We’ve just moved our email, calendar and documents over to Google Apps (thanks Keir!) and it’s amazing. The migration of our email wasn’t too bad (besides the fact I deleted my entire ‘To Respond’ folder by mistake – oops).
However, Google Apps isn’t news to any of you. What is exciting is the way we’ve rolled out ‘Single Site Browsers’ (SSB) to make using them much easier.
We’re using Fluid to turn Gmail, Google Docs and Google Calendar into stand-alone apps which sit in the Dock. If you’re on a PC, you can use Prism to do the same (although it seems a bit slower than Fluid).
Why is that cool? Two reasons:
1. It looks gorgeous
2. It makes using them much easier
Why is it easier?
Mainly because people are used to their email and their calendar being stand-alone apps.
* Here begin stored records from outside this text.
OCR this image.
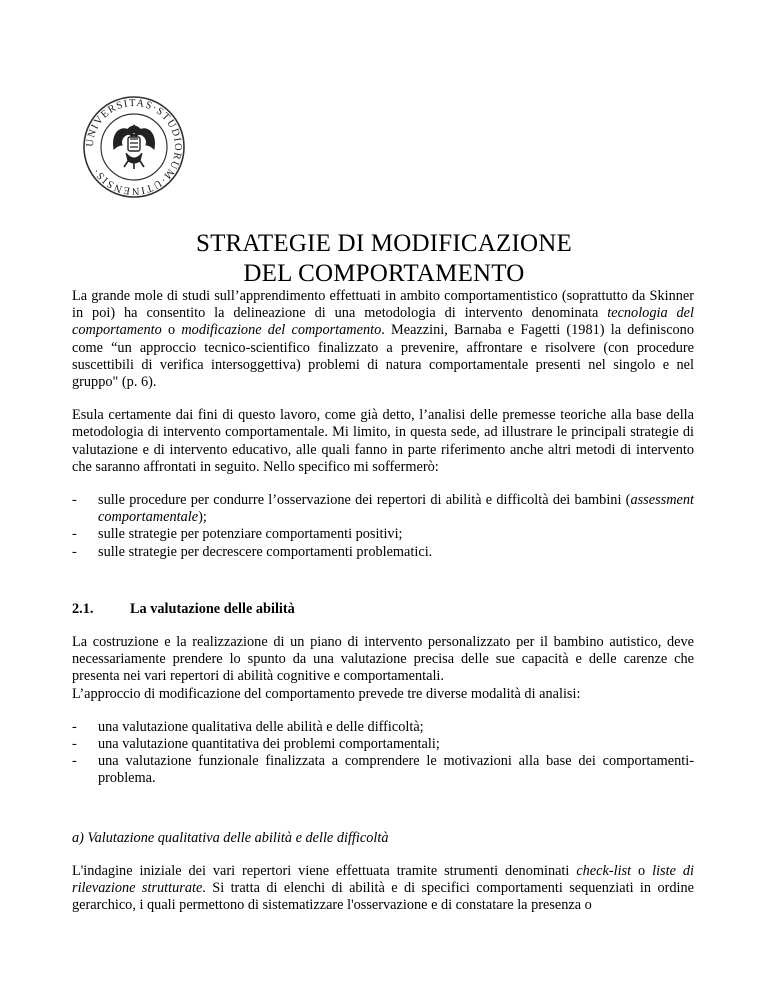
UNIVERSITAS·STUDIORUM·UTINENSIS·
STRATEGIE DI MODIFICAZIONE
DEL COMPORTAMENTO

La grande mole di studi sull’apprendimento effettuati in ambito comportamentistico (soprattutto da Skinner in poi) ha consentito la delineazione di una metodologia di intervento denominata tecnologia del comportamento o modificazione del comportamento. Meazzini, Barnaba e Fagetti (1981) la definiscono come “un approccio tecnico-scientifico finalizzato a prevenire, affrontare e risolvere (con procedure suscettibili di verifica intersoggettiva) problemi di natura comportamentale presenti nel singolo e nel gruppo" (p. 6).

Esula certamente dai fini di questo lavoro, come già detto, l’analisi delle premesse teoriche alla base della metodologia di intervento comportamentale. Mi limito, in questa sede, ad illustrare le principali strategie di valutazione e di intervento educativo, alle quali fanno in parte riferimento anche altri metodi di intervento che saranno affrontati in seguito. Nello specifico mi soffermerò:

- sulle procedure per condurre l’osservazione dei repertori di abilità e difficoltà dei bambini (assessment comportamentale);
- sulle strategie per potenziare comportamenti positivi;
- sulle strategie per decrescere comportamenti problematici.

2.1.	La valutazione delle abilità

La costruzione e la realizzazione di un piano di intervento personalizzato per il bambino autistico, deve necessariamente prendere lo spunto da una valutazione precisa delle sue capacità e delle carenze che presenta nei vari repertori di abilità cognitive e comportamentali.

L’approccio di modificazione del comportamento prevede tre diverse modalità di analisi:

- una valutazione qualitativa delle abilità e delle difficoltà;
- una valutazione quantitativa dei problemi comportamentali;
- una valutazione funzionale finalizzata a comprendere le motivazioni alla base dei comportamenti-problema.

a) Valutazione qualitativa delle abilità e delle difficoltà

L'indagine iniziale dei vari repertori viene effettuata tramite strumenti denominati check-list o liste di rilevazione strutturate. Si tratta di elenchi di abilità e di specifici comportamenti sequenziati in ordine gerarchico, i quali permettono di sistematizzare l'osservazione e di constatare la presenza o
Going to a browser tab and typing in a URL just doesn’t flow naturally (also it’s too easy to mistakenly close the tab). Clicking on an icon in your Dock or Start Menu is natural. Also, you can add these SSBs to your Start folder so they load every time your machine starts.
It’s super easy. Just download Fluid or Prism and tell it what URL you want to turn into a SSB. The problem is it’ll choose the site’s favicon for the app icon, which usually looks crap. Instead, download these icons first and then tell Fluid to use them for your app. Beautiful.